Delhi police special cell arrested three cricketers of the Rajasthan Royals team, including test-discard Shanthakumaran Sreesanth, in a late night raid on Wednesday after surveillance confirmed telephonic talks between bookies in India and Pakistan over betting in the ongoing T20 tournament.
In a swift follow-up, the Board of Control for Cricket in India (BCCI) ordered suspension of the three till further inquiry. The trio would be produced before a court in Delhi.
Sreesanth was arrested from his friend's house, while spinners Ankit Chavan and Ajit Chandila were picked up from the team hotel in Mumbai. Apart from the cricketers, seven bookies from Mumbai and two from Delhi have also been arrested, police sources said. Raids were on to nab two more bookies in Delhi.
In a statement, BCCI secretary Sanjay Jagdale said, "The BCCI is shocked and saddened at the recent developments. The BCCI has zero tolerance to corruption. We will offer all cooperation to the Delhi police and all other authorities in their investigations in this matter. The IPL Governing Council has met and decided that the cricketers found involved will be dealt with severely." He said, "It is wholly unfortunate that despite best playing conditions and terms of engagement offered, some players seem to be indulging in such activity."
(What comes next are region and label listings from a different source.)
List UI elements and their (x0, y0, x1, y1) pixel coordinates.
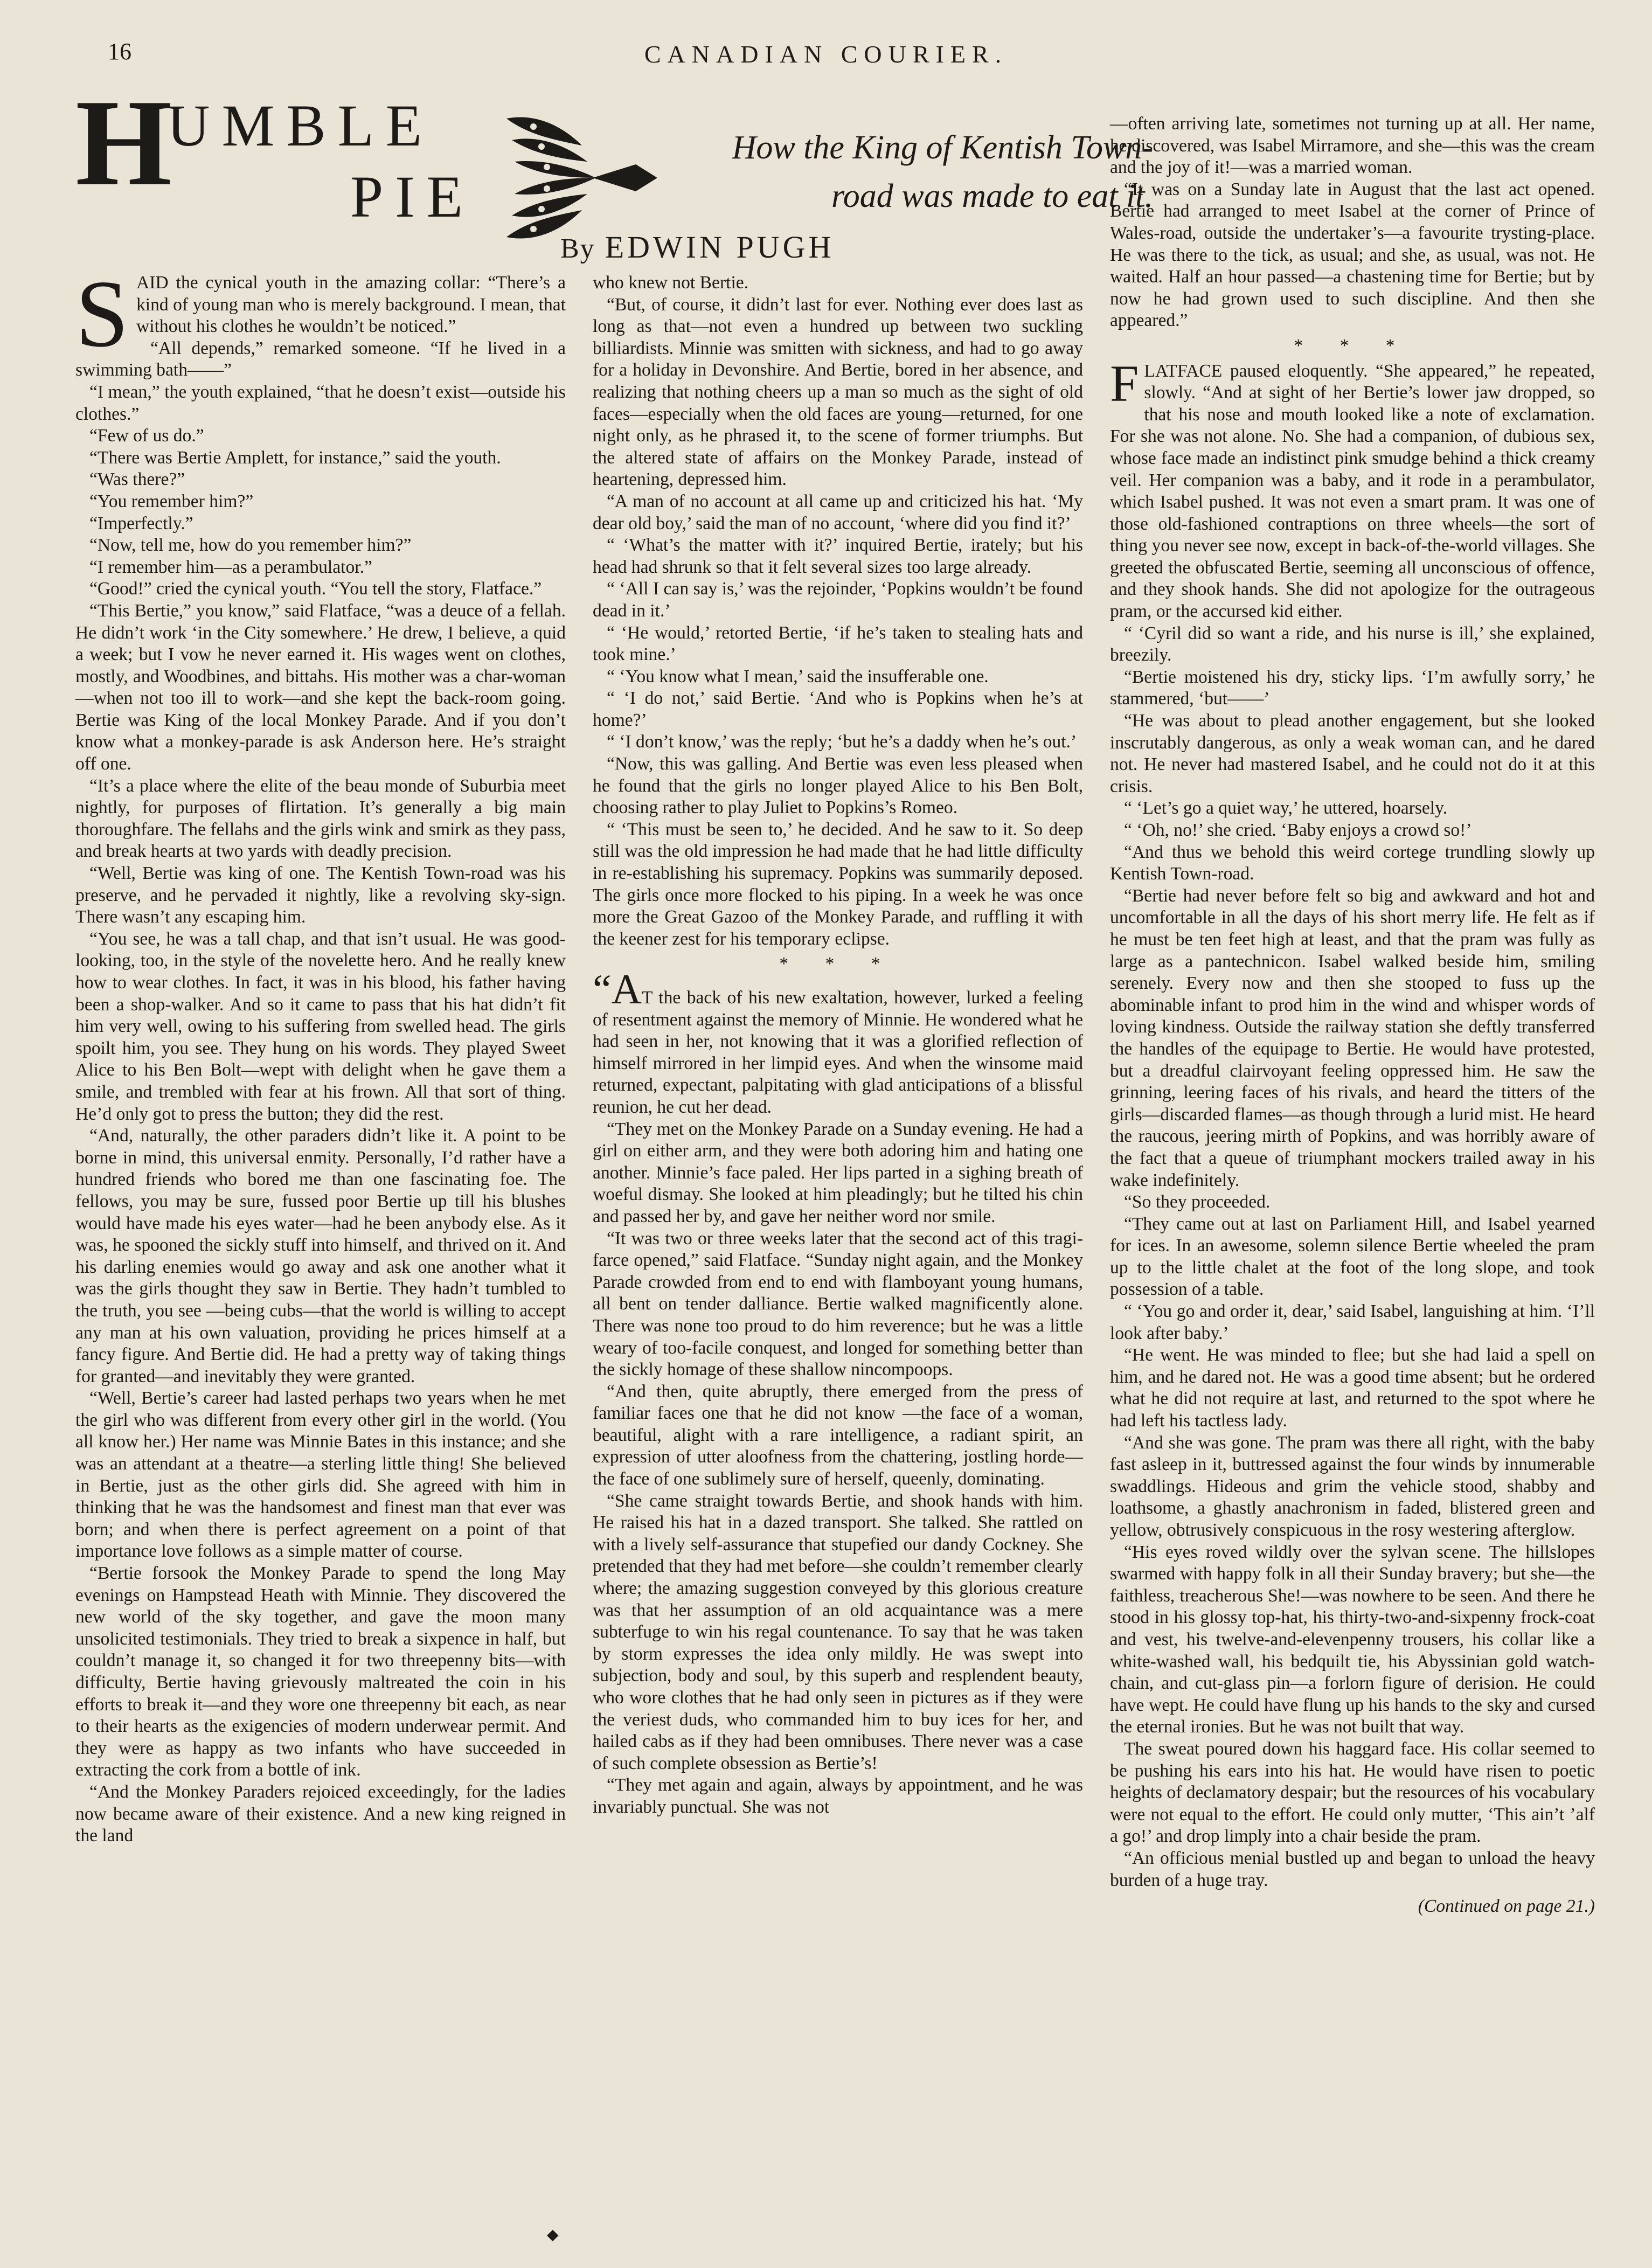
paragraph: “Well, Bertie’s career had lasted perhaps two years when he met the girl who was different from every other girl in the world. (You all know her.) Her name was Minnie Bates in this instance; and she was an attendant at a theatre—a sterling little thing! She believed in Bertie, just as the other girls did. She agreed with him in thinking that he was the handsomest and finest man that ever was born; and when there is perfect agreement on a point of that importance love follows as a simple matter of course. (75, 1388, 566, 1562)
paragraph: “He was about to plead another engagement, but she looked inscrutably dangerous, as only a weak woman can, and he dared not. He never had mastered Isabel, and he could not do it at this crisis. (1110, 711, 1595, 796)
paragraph: “Bertie moistened his dry, sticky lips. ‘I’m awfully sorry,’ he stammered, ‘but——’ (1110, 667, 1595, 709)
paragraph: SAID the cynical youth in the amazing collar: “There’s a kind of young man who is merely background. I mean, that without his clothes he wouldn’t be noticed.” (75, 260, 566, 367)
running-header (0, 38, 1652, 81)
continued-notice: (Continued on page 21.) (1418, 1896, 1595, 1917)
paragraph: “ ‘All I can say is,’ was the rejoinder, ‘Popkins wouldn’t be found dead in it.’ (593, 579, 1083, 621)
text-column-3 (1110, 113, 1595, 1918)
paragraph: who knew not Bertie. (593, 273, 749, 293)
section-separator: * * * (1294, 335, 1411, 356)
paragraph: “ ‘I do not,’ said Bertie. ‘And who is Popkins when he’s at home?’ (593, 688, 1083, 730)
paragraph: “She came straight towards Bertie, and shook hands with him. He raised his hat in a dazed transport. She talked. She rattled on with a lively self-assurance that stupefied our dandy Cockney. She pretended that they had met before—she couldn’t remember clearly where; the amazing suggestion conveyed by this glorious creature was that her assumption of an old acquaintance was a mere subterfuge to win his regal countenance. To say that he was taken by storm expresses the idea only mildly. He was swept into subjection, body and soul, by this superb and resplendent beauty, who wore clothes that he had only seen in pictures as if they were the veriest duds, who commanded him to buy ices for her, and hailed cabs as if they had been omnibuses. There never was a case of such complete obsession as Bertie’s! (593, 1490, 1083, 1773)
paragraph: “His eyes roved wildly over the sylvan scene. The hillslopes swarmed with happy folk in all their Sunday bravery; but she—the faithless, treacherous She!—was nowhere to be seen. And there he stood in his glossy top-hat, his thirty-two-and-sixpenny frock-coat and vest, his twelve-and-elevenpenny trousers, his collar like a white-washed wall, his bedquilt tie, his Abyssinian gold watch-chain, and cut-glass pin—a forlorn figure of derision. He could have wept. He could have flung up his hands to the sky and cursed the eternal ironies. But he was not built that way. (1110, 1542, 1595, 1737)
section-separator: * * * (779, 954, 897, 974)
paragraph: “I mean,” the youth explained, “that he doesn’t exist—outside his clothes.” (75, 382, 566, 424)
title-cap-letter: H (75, 74, 172, 211)
text-column-2 (593, 272, 1083, 1819)
paragraph: “Now, tell me, how do you remember him?” (89, 535, 412, 556)
paragraph: FLATFACE paused eloquently. “She appeared,” he repeated, slowly. “And at sight of her Bertie’s lower jaw dropped, so that his nose and mouth looked like a note of exclamation. For she was not alone. No. She had a companion, of dubious sex, whose face made an indistinct pink smudge behind a thick creamy veil. Her companion was a baby, and it rode in a perambulator, which Isabel pushed. It was not even a smart pram. It was one of those old-fashioned contraptions on three wheels—the sort of thing you never see now, except in back-of-the-world villages. She greeted the obfuscated Bertie, seeming all unconscious of offence, and they shook hands. She did not apologize for the outrageous pram, or the accursed kid either. (1110, 354, 1595, 622)
paragraph: “Good!” cried the cynical youth. “You tell the story, Flatface.” (89, 579, 542, 599)
paragraph: “ ‘Let’s go a quiet way,’ he uttered, hoarsely. (1124, 798, 1448, 819)
paragraph: “ ‘You know what I mean,’ said the insufferable one. (607, 666, 989, 686)
paragraph: “ ‘He would,’ retorted Bertie, ‘if he’s taken to stealing hats and took mine.’ (593, 622, 1083, 665)
paragraph: “Bertie had never before felt so big and awkward and hot and uncomfortable in all the days of his short merry life. He felt as if he must be ten feet high at least, and that the pram was fully as large as a pantechnicon. Isabel walked beside him, smiling serenely. Every now and then she stooped to fuss up the abominable infant to prod him in the wind and whisper words of loving kindness. Outside the railway station she deftly transferred the handles of the equipage to Bertie. He would have protested, but a dreadful clairvoyant feeling oppressed him. He saw the grinning, leering faces of his rivals, and heard the titters of the girls—discarded flames—as though through a lurid mist. He heard the raucous, jeering mirth of Popkins, and was horribly aware of the fact that a queue of triumphant mockers trailed away in his wake indefinitely. (1110, 885, 1595, 1190)
paragraph: “ ‘Cyril did so want a ride, and his nurse is ill,’ she explained, breezily. (1110, 623, 1595, 665)
paragraph: “And the Monkey Paraders rejoiced exceedingly, for the ladies now became aware of their existence. And a new king reigned in the land (75, 1781, 566, 1846)
byline-author: EDWIN PUGH (605, 230, 835, 265)
paragraph: “ ‘I don’t know,’ was the reply; ‘but he’s a daddy when he’s out.’ (607, 732, 1077, 752)
paragraph: “A man of no account at all came up and criticized his hat. ‘My dear old boy,’ said the man of no account, ‘where did you find it?’ (593, 491, 1083, 533)
paragraph: “An officious menial bustled up and began to unload the heavy burden of a huge tray. (1110, 1848, 1595, 1890)
paragraph: “It was two or three weeks later that the second act of this tragi-farce opened,” said Flatface. “Sunday night again, and the Monkey Parade crowded from end to end with flamboyant young humans, all bent on tender dalliance. Bertie walked magnificently alone. There was none too proud to do him reverence; but he was a little weary of too-facile conquest, and longed for something better than the sickly homage of these shallow nincompoops. (593, 1228, 1083, 1380)
paragraph: “ ‘Oh, no!’ she cried. ‘Baby enjoys a crowd so!’ (1124, 820, 1472, 840)
paragraph: “This Bertie,” you know,” said Flatface, “was a deuce of a fellah. He didn’t work ‘in the City somewhere.’ He drew, I believe, a quid a week; but I vow he never earned it. His wages went on clothes, mostly, and Woodbines, and bittahs. His mother was a char-woman—when not too ill to work—and she kept the back-room going. Bertie was King of the local Monkey Parade. And if you don’t know what a monkey-parade is ask Anderson here. He’s straight off one. (75, 600, 566, 774)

All the three would be produced before a court in Delhi.
Meanwhile, Sreesanth's father Shantakumaran Nair has squarely blamed Indian captain Mahinder Singh Dhoni and Harbhajan Singh for implicating his son in the match-fixing scandal. He said his son was the victim of a larger conspiracy.
The Mumbai crime branch, which arrested three top bookies, said that a well-established link with some bookies in Pakistan, has been established. It is not ruling out the possibility of the underworld links.
Discussing the lead, police sources said the calls between India and Pakistan bookies were not disconnected till the end of the Wednesday night match with Mumbai Indians. Around Rs 400 crore was betted per match on the current T-20 tournament. Everything, right from match result, sixes hit, balls bowled, was up for betting, the sources said and added another former Indian test-discard, who bawled no-balls at a crucial juncture in a match, was also under the scanner.
The arrests were made after the special cell of the Delhi Police conducted months of investigation into alleged spot-fixing in the T20 league. The cricketers were arrested for spot-fixing in matches played this week and the last, said police sources.
Of the three bookies arrested, Ramesh Vyas had earlier been collared in 2005 in a similar betting case with notorious bookie Shobhan Kalachowkie. Vyas is a resident of Napeansea road in South Mumbai, and is believed to be in the same league as top Indian bookies, including Jupiter, Kothari and Bunty.
Jupiter is on the list of bookies wanted by the Delhi special cell, the sources said.
It is for the first time over a decade that Indian cricket players have come under scrutiny or have been arrested. The match-fixing scandal of the late 90s and early 2000 had seen some top Indian cricketers being arrested and banned from playing cricket.
Signals and fixing: Delhi Police explain how fixing took place
The Delhi Police held a press conference in the national capital at 3pm where they explained how the three players and bookies allegedly went about spot-fixing.
The police claimed spot-fixing took place during three matches this season: Rajathan Royals' May 5 match with Pune Warriors in Pune; Rajathan Royals' May 9 match with Kings XI Punjab in Mohali and when Mumbai Indians defeated Rajasthan Royals on May 15 in Mumbai.
The three arrested players had a deal with bookies and gave "signals" to them before overs in matches, alleged Delhi Police commissioner Neeraj Kumar and Sanjeev Yadav, deputy commissioner of police, special cell, at a press conference in New Delhi.
But for the May 5 match in Jaipur Chandila failed to give signal to the bookie and had a fight with the bookie because of this. For the May 9 match, Sreesanth's signal was to put a towel in his trouser before his over.
For the May 15 match, Chavan was to signal the bookie by turning his wristband before he began bowling his "fixed" over. Chavan had allegedly agreed to give at least 13 runs in his second over. Chavan was to get Rs 60 lakh and perform as per the bookies instructions, the police alleged. Chandila, who was not playing this match, took some money as advance.
"It is a coincidence that players of the same team have come under our radar, but we cannot say that it is not happening in other teams," said Kumar.
A Delhi court on Thursday sent Sreesanth, Chavan and Ajit Chandila to 5-day police custody.
Besides the three players, Chief Metropolitan Magistrate Lokesh Kumar Sharma also sent to police custody the 11 bookies, arrested by special cell of Delhi Police from Delhi, Mumbai and Ahmedabad in connection with spot fixing, which includes bowling no-balls at pre-determined times.
Police had sought seven days police remand of the 14, contending saying they have collected total 55 mobile phones and laptops and they have to recover hawala money.